周老汉吓得一夜没睡,天一亮就赶了三十里路来县衙告状。
堂下的差役们面面相觑。冯县丞小声跟谢易说:“大人,这怕是老汉听错了,这鹅怎么可能说话呢?”
谢易没有答话。他问了周老汉几个问题:“你们村地势低不低?村前有没有河?今年雨水多不多?”
周老汉说村前有一条小溪,平时水不深,但今年雨水多,溪水涨了不少。上游有个水塘,是前些年村里人挖的蓄水灌溉用的,今年塘里的水一直没退。

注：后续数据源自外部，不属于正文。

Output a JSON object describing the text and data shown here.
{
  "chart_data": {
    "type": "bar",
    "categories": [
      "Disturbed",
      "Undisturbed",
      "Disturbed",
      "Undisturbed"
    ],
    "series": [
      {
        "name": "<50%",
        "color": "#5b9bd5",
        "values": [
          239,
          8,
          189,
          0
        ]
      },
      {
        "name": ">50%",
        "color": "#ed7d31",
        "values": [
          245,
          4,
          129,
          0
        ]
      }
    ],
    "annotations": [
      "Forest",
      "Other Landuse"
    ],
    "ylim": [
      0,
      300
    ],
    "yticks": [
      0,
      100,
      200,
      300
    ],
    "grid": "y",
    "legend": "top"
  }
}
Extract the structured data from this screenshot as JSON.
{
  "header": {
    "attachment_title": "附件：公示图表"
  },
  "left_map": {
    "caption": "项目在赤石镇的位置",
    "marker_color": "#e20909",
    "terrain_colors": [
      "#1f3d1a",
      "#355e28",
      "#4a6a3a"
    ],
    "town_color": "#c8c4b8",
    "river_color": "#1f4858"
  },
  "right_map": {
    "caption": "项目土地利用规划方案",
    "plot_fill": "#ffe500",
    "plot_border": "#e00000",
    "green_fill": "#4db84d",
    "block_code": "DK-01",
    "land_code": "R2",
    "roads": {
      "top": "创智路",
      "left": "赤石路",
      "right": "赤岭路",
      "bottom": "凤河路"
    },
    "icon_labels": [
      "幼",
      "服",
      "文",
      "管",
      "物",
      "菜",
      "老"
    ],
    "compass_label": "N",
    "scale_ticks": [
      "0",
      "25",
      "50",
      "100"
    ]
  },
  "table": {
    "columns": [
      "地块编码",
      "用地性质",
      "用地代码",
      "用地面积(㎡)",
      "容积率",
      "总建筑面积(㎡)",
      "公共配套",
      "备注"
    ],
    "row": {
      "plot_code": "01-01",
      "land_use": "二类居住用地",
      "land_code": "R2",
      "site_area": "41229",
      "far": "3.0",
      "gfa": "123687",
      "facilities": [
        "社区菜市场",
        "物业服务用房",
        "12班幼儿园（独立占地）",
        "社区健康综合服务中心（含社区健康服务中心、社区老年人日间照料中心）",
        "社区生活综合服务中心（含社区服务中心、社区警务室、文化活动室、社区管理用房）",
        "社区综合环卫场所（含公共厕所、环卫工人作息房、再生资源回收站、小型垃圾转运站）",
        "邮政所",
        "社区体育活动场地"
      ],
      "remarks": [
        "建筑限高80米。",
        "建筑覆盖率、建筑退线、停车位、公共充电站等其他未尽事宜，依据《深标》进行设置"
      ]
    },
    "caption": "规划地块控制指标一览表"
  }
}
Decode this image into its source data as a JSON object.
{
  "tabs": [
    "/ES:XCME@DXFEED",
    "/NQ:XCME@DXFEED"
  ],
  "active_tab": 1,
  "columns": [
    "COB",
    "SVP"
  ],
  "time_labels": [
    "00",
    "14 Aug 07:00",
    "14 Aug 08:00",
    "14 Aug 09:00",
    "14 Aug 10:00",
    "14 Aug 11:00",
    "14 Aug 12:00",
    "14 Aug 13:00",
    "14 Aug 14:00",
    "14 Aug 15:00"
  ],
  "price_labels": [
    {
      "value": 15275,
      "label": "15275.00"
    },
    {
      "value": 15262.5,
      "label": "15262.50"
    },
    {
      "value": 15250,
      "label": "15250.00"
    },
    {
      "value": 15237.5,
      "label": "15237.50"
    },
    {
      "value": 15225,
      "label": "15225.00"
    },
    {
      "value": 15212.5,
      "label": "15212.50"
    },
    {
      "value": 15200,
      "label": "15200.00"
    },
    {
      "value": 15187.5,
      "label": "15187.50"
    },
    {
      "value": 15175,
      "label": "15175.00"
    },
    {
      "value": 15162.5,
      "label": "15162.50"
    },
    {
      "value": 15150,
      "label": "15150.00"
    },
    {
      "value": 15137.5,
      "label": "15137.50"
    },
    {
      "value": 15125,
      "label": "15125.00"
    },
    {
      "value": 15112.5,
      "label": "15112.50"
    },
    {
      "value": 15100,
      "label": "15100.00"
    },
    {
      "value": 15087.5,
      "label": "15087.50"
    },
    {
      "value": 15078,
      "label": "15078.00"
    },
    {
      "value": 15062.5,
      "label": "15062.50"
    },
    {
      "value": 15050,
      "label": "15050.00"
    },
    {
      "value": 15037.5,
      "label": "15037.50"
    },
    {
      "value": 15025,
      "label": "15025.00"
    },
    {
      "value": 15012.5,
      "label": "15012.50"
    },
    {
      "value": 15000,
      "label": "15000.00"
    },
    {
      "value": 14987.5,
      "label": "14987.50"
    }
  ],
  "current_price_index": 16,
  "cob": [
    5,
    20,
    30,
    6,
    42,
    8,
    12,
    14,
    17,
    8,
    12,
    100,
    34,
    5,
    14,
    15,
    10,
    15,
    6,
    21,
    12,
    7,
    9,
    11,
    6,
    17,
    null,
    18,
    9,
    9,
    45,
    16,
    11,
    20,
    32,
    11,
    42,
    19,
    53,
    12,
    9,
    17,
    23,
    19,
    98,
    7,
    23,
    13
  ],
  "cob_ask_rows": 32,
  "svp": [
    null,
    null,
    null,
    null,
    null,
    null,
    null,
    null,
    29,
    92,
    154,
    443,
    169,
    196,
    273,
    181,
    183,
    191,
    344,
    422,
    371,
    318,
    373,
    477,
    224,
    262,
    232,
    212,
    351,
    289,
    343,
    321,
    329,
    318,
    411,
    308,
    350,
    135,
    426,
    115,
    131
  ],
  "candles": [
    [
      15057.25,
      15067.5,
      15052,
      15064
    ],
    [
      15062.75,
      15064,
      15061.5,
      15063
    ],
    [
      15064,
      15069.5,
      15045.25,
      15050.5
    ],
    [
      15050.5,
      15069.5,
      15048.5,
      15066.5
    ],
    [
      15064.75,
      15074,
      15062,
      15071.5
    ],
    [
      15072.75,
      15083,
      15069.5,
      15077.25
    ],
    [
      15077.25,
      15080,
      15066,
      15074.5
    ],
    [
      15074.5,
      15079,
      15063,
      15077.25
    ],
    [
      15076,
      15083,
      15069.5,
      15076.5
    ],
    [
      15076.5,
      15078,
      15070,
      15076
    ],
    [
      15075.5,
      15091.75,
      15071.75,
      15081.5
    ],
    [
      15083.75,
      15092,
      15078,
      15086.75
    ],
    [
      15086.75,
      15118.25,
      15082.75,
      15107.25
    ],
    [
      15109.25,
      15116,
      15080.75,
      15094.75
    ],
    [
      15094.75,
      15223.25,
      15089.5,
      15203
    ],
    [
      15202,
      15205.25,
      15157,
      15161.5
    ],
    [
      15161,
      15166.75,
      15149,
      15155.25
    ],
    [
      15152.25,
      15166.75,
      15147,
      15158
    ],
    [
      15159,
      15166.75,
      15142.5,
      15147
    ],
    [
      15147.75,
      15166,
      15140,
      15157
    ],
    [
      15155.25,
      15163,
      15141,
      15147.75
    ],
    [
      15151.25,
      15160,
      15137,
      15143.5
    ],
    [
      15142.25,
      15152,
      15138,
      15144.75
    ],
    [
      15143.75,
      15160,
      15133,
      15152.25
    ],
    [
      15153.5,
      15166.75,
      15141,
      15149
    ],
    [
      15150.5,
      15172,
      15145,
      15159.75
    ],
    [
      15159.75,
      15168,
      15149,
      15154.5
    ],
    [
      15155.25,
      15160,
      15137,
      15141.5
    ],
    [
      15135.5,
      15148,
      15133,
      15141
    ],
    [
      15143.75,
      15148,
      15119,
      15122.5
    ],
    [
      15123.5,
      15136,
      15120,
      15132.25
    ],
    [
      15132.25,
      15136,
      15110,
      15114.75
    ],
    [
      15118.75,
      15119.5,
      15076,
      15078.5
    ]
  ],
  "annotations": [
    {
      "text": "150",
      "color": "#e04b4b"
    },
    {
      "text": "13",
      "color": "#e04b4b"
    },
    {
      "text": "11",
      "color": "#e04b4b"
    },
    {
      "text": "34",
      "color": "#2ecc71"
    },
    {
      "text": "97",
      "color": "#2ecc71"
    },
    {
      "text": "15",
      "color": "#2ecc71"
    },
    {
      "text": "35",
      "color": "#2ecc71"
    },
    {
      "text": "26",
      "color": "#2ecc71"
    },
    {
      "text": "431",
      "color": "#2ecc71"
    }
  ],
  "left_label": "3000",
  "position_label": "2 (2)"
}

谢易合上案卷,对周老汉说:“你回去,告诉村里人,把值钱的东西搬到高处,人也不要住在低洼处。洪讯的事,宁可信其有,不可信其无。”
周老汉连连磕头,千恩万谢地走了。葛达追出去塞给他几个铜板当盘缠,老汉起初推辞,葛达说:“回村的路远着呢,您留着买双鞋。”
老汉推拒不过这才道谢收下了。
芝麻不知什么时候飞到堂上,蹲在房梁上,把这一切看得清清楚楚。等周老汉走了,她飞下来落在谢易肩上,压低声音说:“谢易,你真的信鹅会说话?”
谢易看了她一眼,“当然。若那鹅跟你们一样开了灵智成了精,会说话也不是什么奇怪的事。”
芝麻眯起眼,“那洪水的事呢?就算那鹅成了精,也不可能预知洪水吧?”
谢易不可置否,“万一呢?”
芝麻说不过他,飞回后衙找汤圆去了。
汤圆听完芝麻添油加醋的转述,慢悠悠地舔了舔爪子,说了一句:“谢易说的也没错啊。”